Nathan Lopez-Brody was awarded the 2016 New MexicoView Geospatial Scholarship. Nathan is working on a project entitled “Spatio-temporal dynamics of woody plants and bighorn sheep in the San Andres Mountains, New Mexico, U.S.A.” Nathan is a graduate student in the Department of Geography at NMSU. (See more below)
Reza Goljani was awarded the 2016 New MexicoView Geospatial Scholarship. Reza is working on a project entitled “Predicting spatial factors associated with cattle depredations by the Mexican wolf (Canis lupus baileyi) in Arizona and New Mexico.” Reza is a graduate student in the Department of Fish, Wildlife, and Conservation Ecology at NMSU. (See more below)
2016 New MexicoView Geospatial Scholarship Recipients
Spatio-temporal dynamics of woody plants and bighorn sheep in the San Andres Mountains, New Mexico, U.S.A.

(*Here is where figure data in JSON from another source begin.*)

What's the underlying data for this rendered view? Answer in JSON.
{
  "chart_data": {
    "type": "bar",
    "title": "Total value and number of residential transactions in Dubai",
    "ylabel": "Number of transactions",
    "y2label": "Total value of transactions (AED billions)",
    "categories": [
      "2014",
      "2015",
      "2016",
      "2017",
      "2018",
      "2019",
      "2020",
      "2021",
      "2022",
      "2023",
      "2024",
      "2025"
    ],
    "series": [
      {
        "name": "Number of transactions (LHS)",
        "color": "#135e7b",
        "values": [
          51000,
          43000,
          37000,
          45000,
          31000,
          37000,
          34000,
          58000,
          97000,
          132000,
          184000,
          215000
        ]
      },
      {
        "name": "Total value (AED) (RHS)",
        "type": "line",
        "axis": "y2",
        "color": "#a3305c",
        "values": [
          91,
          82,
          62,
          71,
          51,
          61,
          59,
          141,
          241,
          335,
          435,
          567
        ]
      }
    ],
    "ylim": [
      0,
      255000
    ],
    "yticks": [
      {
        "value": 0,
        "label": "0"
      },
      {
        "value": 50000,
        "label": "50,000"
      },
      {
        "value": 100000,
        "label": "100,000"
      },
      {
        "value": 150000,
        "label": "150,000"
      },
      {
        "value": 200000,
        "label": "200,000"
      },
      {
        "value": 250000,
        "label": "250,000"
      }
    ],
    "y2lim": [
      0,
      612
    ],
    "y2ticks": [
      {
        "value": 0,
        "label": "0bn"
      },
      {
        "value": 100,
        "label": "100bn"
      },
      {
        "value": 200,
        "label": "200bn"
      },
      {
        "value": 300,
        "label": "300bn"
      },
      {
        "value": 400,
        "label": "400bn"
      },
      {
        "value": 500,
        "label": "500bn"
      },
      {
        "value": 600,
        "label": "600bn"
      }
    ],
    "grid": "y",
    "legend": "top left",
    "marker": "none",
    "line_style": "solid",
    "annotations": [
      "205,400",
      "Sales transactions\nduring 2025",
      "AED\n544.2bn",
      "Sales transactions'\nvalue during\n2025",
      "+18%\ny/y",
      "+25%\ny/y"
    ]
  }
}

Located in south-central New Mexico, the San Andres National Wildlife Refuge provides habitat for desert bighorn sheep (Ovis canadensis nelsoni). Refuge managers believe that the habitat of these translocated sheep has been negatively impacted by local expansions of piñon (Pinus edulis) and juniper (Juniperus monosperma) trees throughout the 20th century. Understanding the relationships between piñon-juniper population dynamics and bighorn sheep habitat is important for making management decisions. In my thesis, I aim to improve this understanding by a) mapping woody plant cover dynamics in the Refuge; and, b) modeling bighorn sheep habitat using woody plant cover and other explanatory variables. To map changes in woody plant cover, I apply multiple endmember spectral mixture analysis to Landsat TM and OLI imagery from 1985 and 2016, respectively. To model bighorn sheep habitat in 1985 and 2016, I use logistic regression with bighorn sheep radio collar locations, the woody plant cover data, and various other explanatory data layers (e.g., slope and ruggedness). I anticipate that piñon-juniper cover will have increased in the Refuge between 1985 and 2016. I also anticipate that this expansion in woody plant cover will reduce the quantity of bighorn sheep habitat in the San Andres Mountains. Remotely sensed data compose the backbone of this study. The Landsat record makes this type of retrospective longitudinal study possible.
Predicting spatial factors associated with cattle depredations by the Mexican wolf (Canis lupus baileyi) in Arizona and New Mexico
My thesis is titled “Predicting spatial factors associated with cattle depredations by the Mexican wolf (Canis lupus baileyi) in Arizona and New Mexico”. The overarching goal of this study is to develop models that explain spatial factors associated with Mexican wolf depredations on livestock. We compare various presence-only (e.g. Maximum Entropy [Maxent], Artificial Neural Network [ANN], Support Vector Machines [SVM]), and presence-absence (Generalized Linear Models [GLM], Generalized Additive Models [GAM], and Zero Inflated Models [ZIM]) spatial modeling methods to find the best approach to identify landscape features that increase risk of wolf depredation, and produce a risk map that depicts the spatial distribution of predicted risk of cattle depredation by Mexican wolves in the study area (i.e., Mexican wolf recovery area which is all of Arizona and New Mexico south of Interstate-40). Our spatial predictors include biotic communities, vegetation structure, water resources, developed areas, and topographic variables. Moreover, we are using Maxent and GLM to develop spatial models that will represent the abundance of natural prey (elk, mule deer, white-tailed deer) and livestock to use as predictors in the risk models. To prepare predictor variables, build models and evaluate models, we employ a variety of geospatial software and methods including Arc GIS, ERDAS, R, python, open modeler, Maxent, ENFA, and ENMTools. The results of this study will provide guidance for future spatial depredation risk modeling and help Mexican wolf managers to detect and modify Mexican wolf-livestock conflict hotspots before the conflicts occur.